Isaac De Razilly, un éminent membre de la marine française et noble aventurier du XVIIe siècle, s’est rendu au Maroc avec des ambitions coloniales sous le règne de Louis XIII, roi de France de 1610 à 1643. En 1619, il entreprend une mission d’observation militaire au royaume chérifien.
Quelques années plus tard, De Razilly retourne au Maroc, cette fois à Salé, pour libérer des chrétiens réduits en esclavage par les célèbres corsaires de la ville. Cependant, sa mission s’avère moins innocente qu’elle n’y paraît. Près de la rivière Bouregreg, qui sépare Rabat de Salé, ses véritables intentions se dévoilent, déclenchant une guerre civile qui dévaste ces cités prospères grâce à la piraterie.
L’embargo à l’origine d’une guerre civile
George Joffe, professeur à l’Université de Cambridge, commente ce périple dans son livre «Afrique du Nord : nation, État et région» (Éditions Routledge, 2015). Il explique que De Razilly n’avait pas seulement pour objectif de libérer des esclaves français, mais aussi de mettre un terme aux activités des corsaires marocains.
Image d’illustration. / DR
«Si les corsaires ont généralement épargné les Anglais et les Néerlandais, ils ont ravagé les transports maritimes espagnols et français, rapportant butins et captifs à Rabat», écrit Joffe. En d’autres termes, l’amiral français s’est aventuré en Afrique du Nord pour accomplir ce que l’Espagne ne parvenait pas à faire, à savoir contrer la menace des corsaires de Salé.
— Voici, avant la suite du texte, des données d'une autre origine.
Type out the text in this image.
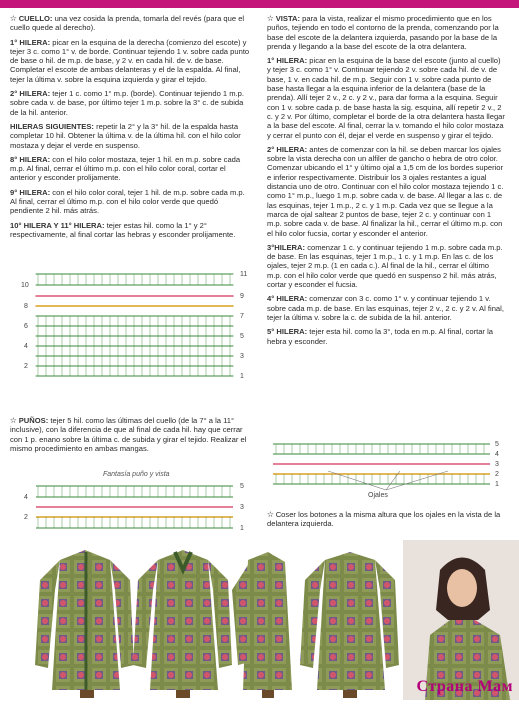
✫ CUELLO: una vez cosida la prenda, tomarla del revés (para que el cuello quede al derecho).

1° HILERA: picar en la esquina de la derecha (comienzo del escote) y tejer 3 c. como 1° v. de borde. Continuar tejiendo 1 v. sobre cada punto de base o hil. de m.p. de base, y 2 v. en cada hil. de v. de base. Completar el escote de ambas delanteras y el de la espalda. Al final, tejer la última v. sobre la esquina izquierda y girar el tejido.

2° HILERA: tejer 1 c. como 1° m.p. (borde). Continuar tejiendo 1 m.p. sobre cada v. de base, por último tejer 1 m.p. sobre la 3° c. de subida de la hil. anterior.

HILERAS SIGUIENTES: repetir la 2° y la 3° hil. de la espalda hasta completar 10 hil. Obtener la última v. de la última hil. con el hilo color mostaza y dejar el verde en suspenso.

8° HILERA: con el hilo color mostaza, tejer 1 hil. en m.p. sobre cada m.p. Al final, cerrar el último m.p. con el hilo color coral, cortar el anterior y esconder prolijamente.

9° HILERA: con el hilo color coral, tejer 1 hil. de m.p. sobre cada m.p. Al final, cerrar el último m.p. con el hilo color verde que quedó pendiente 2 hil. más atrás.

10° HILERA Y 11° HILERA: tejer estas hil. como la 1° y 2° respectivamente, al final cortar las hebras y esconder prolijamente.

11
10
9
8
7
6
5
4
3
2
1

✫ PUÑOS: tejer 5 hil. como las últimas del cuello (de la 7° a la 11° inclusive), con la diferencia de que al final de cada hil. hay que cerrar con 1 p. enano sobre la última c. de subida y girar el tejido. Realizar el mismo procedimiento en ambas mangas.

Fantasía puño y vista
5
4
3
2
1

✫ VISTA: para la vista, realizar el mismo procedimiento que en los puños, tejiendo en todo el contorno de la prenda, comenzando por la base del escote de la delantera izquierda, pasando por la base de la prenda y llegando a la base del escote de la otra delantera.

1° HILERA: picar en la esquina de la base del escote (junto al cuello) y tejer 3 c. como 1° v. Continuar tejiendo 2 v. sobre cada hil. de v. de base, 1 v. en cada hil. de m.p. Seguir con 1 v. sobre cada punto de base hasta llegar a la esquina inferior de la delantera (base de la prenda). Allí tejer 2 v., 2 c. y 2 v., para dar forma a la esquina. Seguir con 1 v. sobre cada p. de base hasta la sig. esquina, allí repetir 2 v., 2 c. y 2 v. Por último, completar el borde de la otra delantera hasta llegar a la base del escote. Al final, cerrar la v. tomando el hilo color mostaza y cerrar el punto con él, dejar el verde en suspenso y girar el tejido.

2° HILERA: antes de comenzar con la hil. se deben marcar los ojales sobre la vista derecha con un alfiler de gancho o hebra de otro color. Comenzar ubicando el 1° y último ojal a 1,5 cm de los bordes superior e inferior respectivamente. Distribuir los 3 ojales restantes a igual distancia uno de otro. Continuar con el hilo color mostaza tejiendo 1 c. como 1° m.p., luego 1 m.p. sobre cada v. de base. Al llegar a las c. de las esquinas, tejer 1 m.p., 2 c. y 1 m.p. Cada vez que se llegue a la marca de ojal saltear 2 puntos de base, tejer 2 c. y continuar con 1 m.p. sobre cada v. de base. Al finalizar la hil., cerrar el último m.p. con el hilo color fucsia, cortar y esconder el anterior.

3°HILERA: comenzar 1 c. y continuar tejiendo 1 m.p. sobre cada m.p. de base. En las esquinas, tejer 1 m.p., 1 c. y 1 m.p. En las c. de los ojales, tejer 2 m.p. (1 en cada c.). Al final de la hil., cerrar el último m.p. con el hilo color verde que quedó en suspenso 2 hil. más atrás, cortar y esconder el fucsia.

4° HILERA: comenzar con 3 c. como 1° v. y continuar tejiendo 1 v. sobre cada m.p. de base. En las esquinas, tejer 2 v., 2 c. y 2 v. Al final, tejer la última v. sobre la c. de subida de la hil. anterior.

5° HILERA: tejer esta hil. como la 3°, toda en m.p. Al final, cortar la hebra y esconder.

Ojales
5
4
3
2
1

✫ Coser los botones a la misma altura que los ojales en la vista de la delantera izquierda.

Страна Мам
Le 27 juin 1629, De Razilly met le cap sur les côtes marocaines. Selon le même ouvrage, il aurait navigué avec dix navires, mandaté pour obtenir la libération de captifs français. À son arrivée à Rabat, il se heurte au refus du Diwan, le conseil dirigeant la République de Salé (1624-1668).
Dans les mémoires d’Isaac De Razilly, cités par Leila Maziane dans «Salé et ses corsaires, 1666-1727» (Éditions Univ Rouen Havre, 2008), le vice-amiral affirme que 6 000 chrétiens auraient été capturés par les corsaires salétins entre 1618 et 1626.
Face à l’intransigeance du Diwan, qui exigeait 100 canons et un million de livres pour libérer les captifs, De Razilly réagit en imposant un blocus maritime. Son escadron saisit et incendie sept navires corsaires après un mois et demi de siège.
De Razilly parvient à libérer un grand nombre de captifs français et espagnols, ainsi que certains Marocains, sans verser un seul centime.
Image d’illustration. / DR
Un blocus qui affaiblit la République des corsaires
Le blocus imposé par De Razilly au XVIIe siècle affaiblit considérablement la République de Bouregreg, menant à une guerre civile entre Salé et Rabat. Comme l’indique Joffe, ce conflit trouve son origine dans les pertes infligées par De Razilly, la pénurie alimentaire due au blocus et le refus du Diwan de négocier.
Ce blocus, qui dure plusieurs mois, étrangle économiquement les deux villes, fortement dépendantes de leurs activités maritimes. En fermant l’accès aux ports, De Razilly empêche les échanges commerciaux avec les Anglais et les Néerlandais, ainsi que l’approvisionnement en provenance d’Assilah.
Acculés par les conséquences économiques et sociales du blocus, le Diwan finit par lever le drapeau blanc et négocier une trêve avec les Français.
Le 2 octobre 1629, De Razilly et le Diwan de Salé signent une trêve de cinq mois. Les conditions incluent la libération de tous les captifs français, la levée du blocus, la fin des raids corsaires contre les Français et l’instauration de privilèges commerciaux réciproques.
À l’issue du blocus, les corsaires de Salé ne retrouveront jamais leur puissance d’antan. Leur flotte se réduit considérablement, tout comme le nombre de corsaires opérant pour le Diwan.